4. Stay organized. This is important. There are multiple volunteer aspects this can apply to.
The first point I'll suggest is organized training. Arrange to have specific times for people to come and learn. Saying "Come any Wednesday you want for training" is frustrating when you show up and there is nothing you can do or learn. It would be better to ask them if their is a day they could come or find a way to schedule them into a slot that works for you! They will be less likely to “just show up” whenever they want and willguarantee someone to be there to show them the ropes.
Second, if you can’t stay organized or aren’t sure what to have your volunteers do when they do come, they will wonder why you asked for volunteers in the first place (Unless was a plea to keep you creative types organized!). Most people volunteer for a reason. To help. Let them help and be prepared in advance with starter tasks for them to do. Write lists of things that need to be done and assign according to how much training each volunteer has already received.

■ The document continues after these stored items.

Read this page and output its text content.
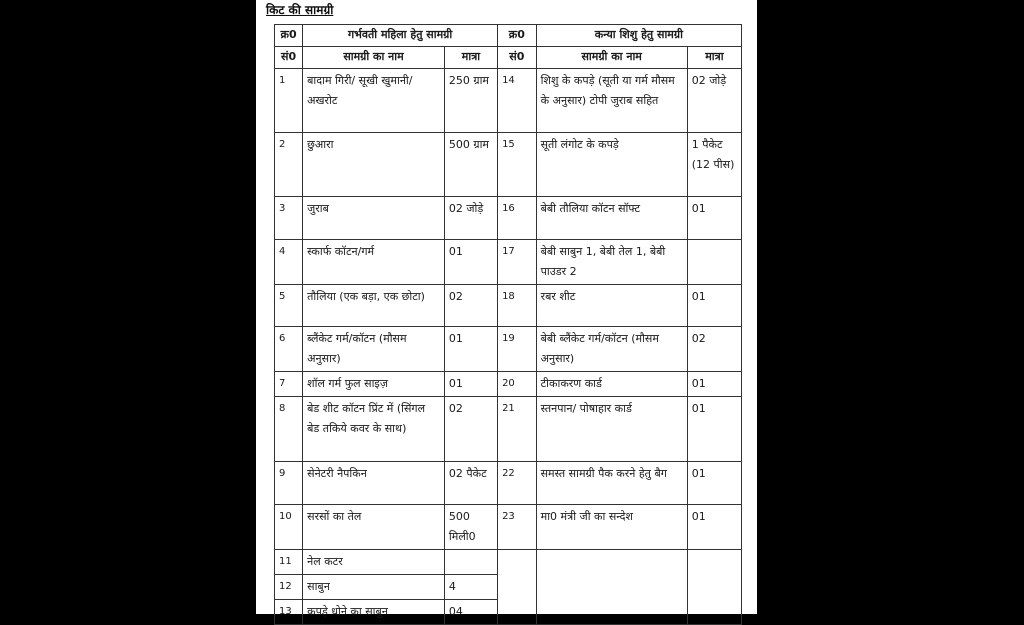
किट की सामग्री
क्र0	गर्भवती महिला हेतु सामग्री		क्र0	कन्या शिशु हेतु सामग्री	
सं0	सामग्री का नाम	मात्रा	सं0	सामग्री का नाम	मात्रा
1	बादाम गिरी/ सूखी खुमानी/अखरोट	250 ग्राम	14	शिशु के कपड़े (सूती या गर्म मौसम के अनुसार) टोपी जुराब सहित	02 जोड़े
2	छुआरा	500 ग्राम	15	सूती लंगोट के कपड़े	1 पैकेट (12 पीस)
3	जुराब	02 जोड़े	16	बेबी तौलिया कॉटन सॉफ्ट	01
4	स्कार्फ कॉटन/गर्म	01	17	बेबी साबुन 1, बेबी तेल 1, बेबी पाउडर 2	
5	तौलिया (एक बड़ा, एक छोटा)	02	18	रबर शीट	01
6	ब्लैंकेट गर्म/कॉटन (मौसम अनुसार)	01	19	बेबी ब्लैंकेट गर्म/कॉटन (मौसम अनुसार)	02
7	शॉल गर्म फुल साइज़	01	20	टीकाकरण कार्ड	01
8	बेड शीट कॉटन प्रिंट में (सिंगल बेड तकिये कवर के साथ)	02	21	स्तनपान/ पोषाहार कार्ड	01
9	सेनेटरी नैपकिन	02 पैकेट	22	समस्त सामग्री पैक करने हेतु बैग	01
10	सरसों का तेल	500 मिली0	23	मा0 मंत्री जी का सन्देश	01
11	नेल कटर				
12	साबुन	4			
13	कपड़े धोने का साबुन	04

5. Schedule. One of the systems that I have enjoyed being a part of is: planning.center. Your volunteers can schedule out days they can’t help and then you can add them to your calendar accordingly. After that, they can accept or refuse your invitation to volunteer on that day. This not only helps you to officially schedule them and automatically gives them reminders, but it will help you from over scheduling your volunteers. The last thing you should ever do is rely on your volunteers so much that you burn them out and make them try to avoid you! Check it out and see if it’d be right for you.

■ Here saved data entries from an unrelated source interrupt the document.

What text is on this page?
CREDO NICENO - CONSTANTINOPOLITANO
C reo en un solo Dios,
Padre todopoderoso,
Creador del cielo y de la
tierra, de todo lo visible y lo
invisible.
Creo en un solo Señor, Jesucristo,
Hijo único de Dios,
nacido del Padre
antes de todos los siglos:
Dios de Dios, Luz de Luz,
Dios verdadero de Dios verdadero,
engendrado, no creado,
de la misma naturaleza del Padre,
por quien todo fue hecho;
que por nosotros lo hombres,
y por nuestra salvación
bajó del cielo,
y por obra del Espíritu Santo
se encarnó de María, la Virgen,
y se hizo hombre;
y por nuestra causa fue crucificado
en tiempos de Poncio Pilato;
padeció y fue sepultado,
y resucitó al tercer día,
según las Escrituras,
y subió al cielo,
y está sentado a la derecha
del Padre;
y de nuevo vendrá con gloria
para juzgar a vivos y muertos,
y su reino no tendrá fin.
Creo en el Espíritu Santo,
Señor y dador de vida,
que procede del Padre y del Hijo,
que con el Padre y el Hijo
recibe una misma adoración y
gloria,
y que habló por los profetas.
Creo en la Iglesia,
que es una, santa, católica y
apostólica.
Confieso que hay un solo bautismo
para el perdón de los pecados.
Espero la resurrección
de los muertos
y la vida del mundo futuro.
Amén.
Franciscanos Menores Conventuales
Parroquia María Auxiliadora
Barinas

As someone who has never been very involved in working with tech, it’s intimidating to try. But it’s still something I want to do and learn more about. I find it incredibly fun to do and am happy to volunteer. Sometimes just opening up and offering to train someone, an anyone can do this attitude, will be enough to help people take the first step in volunteering and help make your life easier. I am so thankful my church has provided a way for me to learn and help out!
If volunteers are an important part of running your AV system, take a few minutes to think over your process and see if there are ways you can improve it. It could make a world of difference in who volunteers and who sticks around to keep helping. Have fun!!